Instrumentally, ‘No Joy’ is more expansive than their previous records. It perhaps shouldn’t come as a surprise given the ‘Brave Faces, Etc’ remix LP they released a year after ‘BF, Everyone’, however it needs addressing. With elements of New Wave scattered throughout, from the synthy backings to the meandering melodies, it’s far more layered and dexterous than their previous records. Similarly, the vibrato in Slocum’s voice is a little less noticeable and leaned into, as if he’s more confident with his vocal ability and the strengths and weaknesses within it. There’s also plenty of harmonies, as well as the occasional inclusion of vocoder lines acting as harmonies.
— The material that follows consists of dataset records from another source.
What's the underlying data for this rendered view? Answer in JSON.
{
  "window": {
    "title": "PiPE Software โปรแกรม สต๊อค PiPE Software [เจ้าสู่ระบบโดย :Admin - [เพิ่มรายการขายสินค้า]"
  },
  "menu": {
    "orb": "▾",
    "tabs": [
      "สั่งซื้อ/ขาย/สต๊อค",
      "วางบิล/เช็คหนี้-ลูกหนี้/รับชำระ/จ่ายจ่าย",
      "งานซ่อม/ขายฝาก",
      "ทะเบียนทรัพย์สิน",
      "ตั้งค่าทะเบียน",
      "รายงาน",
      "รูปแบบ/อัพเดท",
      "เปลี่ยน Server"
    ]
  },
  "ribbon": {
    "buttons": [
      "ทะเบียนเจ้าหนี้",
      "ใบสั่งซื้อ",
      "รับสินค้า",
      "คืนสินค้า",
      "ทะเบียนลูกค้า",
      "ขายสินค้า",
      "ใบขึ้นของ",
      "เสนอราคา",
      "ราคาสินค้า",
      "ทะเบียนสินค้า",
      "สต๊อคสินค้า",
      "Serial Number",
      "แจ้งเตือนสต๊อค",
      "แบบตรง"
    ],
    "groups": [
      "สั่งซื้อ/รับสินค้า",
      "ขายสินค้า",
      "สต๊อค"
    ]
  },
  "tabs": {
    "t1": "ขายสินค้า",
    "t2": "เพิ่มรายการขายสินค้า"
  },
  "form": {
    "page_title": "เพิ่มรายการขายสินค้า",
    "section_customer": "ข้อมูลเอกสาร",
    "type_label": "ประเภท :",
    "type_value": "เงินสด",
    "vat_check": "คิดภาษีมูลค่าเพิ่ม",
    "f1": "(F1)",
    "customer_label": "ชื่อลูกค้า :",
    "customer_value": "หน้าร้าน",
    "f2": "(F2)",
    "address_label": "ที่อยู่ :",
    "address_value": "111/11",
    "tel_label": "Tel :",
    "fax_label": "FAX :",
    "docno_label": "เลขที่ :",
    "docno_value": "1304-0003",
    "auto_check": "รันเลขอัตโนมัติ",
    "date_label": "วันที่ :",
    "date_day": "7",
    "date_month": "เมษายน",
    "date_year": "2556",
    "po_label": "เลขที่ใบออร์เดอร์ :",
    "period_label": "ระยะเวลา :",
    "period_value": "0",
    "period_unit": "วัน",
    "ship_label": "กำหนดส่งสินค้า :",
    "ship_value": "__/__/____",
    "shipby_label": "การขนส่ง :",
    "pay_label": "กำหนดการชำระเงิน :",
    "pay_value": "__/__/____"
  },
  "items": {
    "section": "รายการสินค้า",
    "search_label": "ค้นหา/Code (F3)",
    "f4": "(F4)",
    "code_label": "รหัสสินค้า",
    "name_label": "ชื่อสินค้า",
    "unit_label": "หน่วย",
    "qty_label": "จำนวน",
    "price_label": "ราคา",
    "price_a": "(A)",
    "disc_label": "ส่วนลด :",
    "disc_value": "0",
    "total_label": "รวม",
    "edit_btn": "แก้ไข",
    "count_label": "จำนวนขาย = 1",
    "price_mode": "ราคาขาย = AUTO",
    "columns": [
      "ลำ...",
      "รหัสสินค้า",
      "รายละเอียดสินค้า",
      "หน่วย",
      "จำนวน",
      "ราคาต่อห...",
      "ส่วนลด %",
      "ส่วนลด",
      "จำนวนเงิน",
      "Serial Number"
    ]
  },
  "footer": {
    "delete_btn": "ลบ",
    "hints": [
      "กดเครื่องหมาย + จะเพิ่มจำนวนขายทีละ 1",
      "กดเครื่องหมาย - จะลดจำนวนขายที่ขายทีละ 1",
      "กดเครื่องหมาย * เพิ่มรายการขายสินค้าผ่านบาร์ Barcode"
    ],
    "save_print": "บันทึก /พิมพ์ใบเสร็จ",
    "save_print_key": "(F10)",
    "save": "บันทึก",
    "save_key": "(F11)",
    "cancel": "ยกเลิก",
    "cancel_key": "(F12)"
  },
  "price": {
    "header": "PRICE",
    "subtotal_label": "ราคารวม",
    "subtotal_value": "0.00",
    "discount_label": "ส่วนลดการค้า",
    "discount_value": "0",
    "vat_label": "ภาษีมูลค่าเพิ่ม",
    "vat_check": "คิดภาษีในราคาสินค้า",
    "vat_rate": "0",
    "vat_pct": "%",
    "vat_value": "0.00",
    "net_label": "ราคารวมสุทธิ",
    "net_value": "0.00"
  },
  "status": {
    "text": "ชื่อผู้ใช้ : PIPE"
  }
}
If you’re a purist and don’t want your band to evolve to their truest form, you’re well within your right to stop reading (or listening). Their old albums will still be there, however just know that it’s a deliberate move by the band to keep things fresh.

The heaviest use of the synthesisers is within ‘Mutable’, a near acoustic track that uses the synths to create a sparse and atmospheric ballad, all thanks to Meredith Van Woert’s delicate use of keys. Similarly, ‘Exit Bags’ is a more traditional acoustic track, with an opening melody from Kyle McAulay that’s as beautiful as it is haunting that repeats throughout the track. Keys and synths again play a big part in helping to build the picture of love and loss. It’s a genuinely special track that will pull at your heart strings in a number of ways.

‘Here You Are’ has a serious earworm chorus that will undoubtably be sang back to the band at any live showing and features a wandering bassline from Trevor Dietrich that really helps tie the rhythms down. Closing track ‘Re-Emerging Signs Of The Apocalypse’ is the band at their most Springsteen – high praise, but apt indeed. Soaring verses, big harmonies and incredibly tight rhythms really portray a love of americana.

‘No Joy’ is another masterpiece to add to Spanish Love Songs’ discography; a more mature and accepting narrative matches their more developed and measured sound. Evocative and hopeful, there really isn’t a better band at expressing millennial existence in such exquisite detail. And if this doesn’t end up near the top of your Album Of The Year list, you’ve given your age away.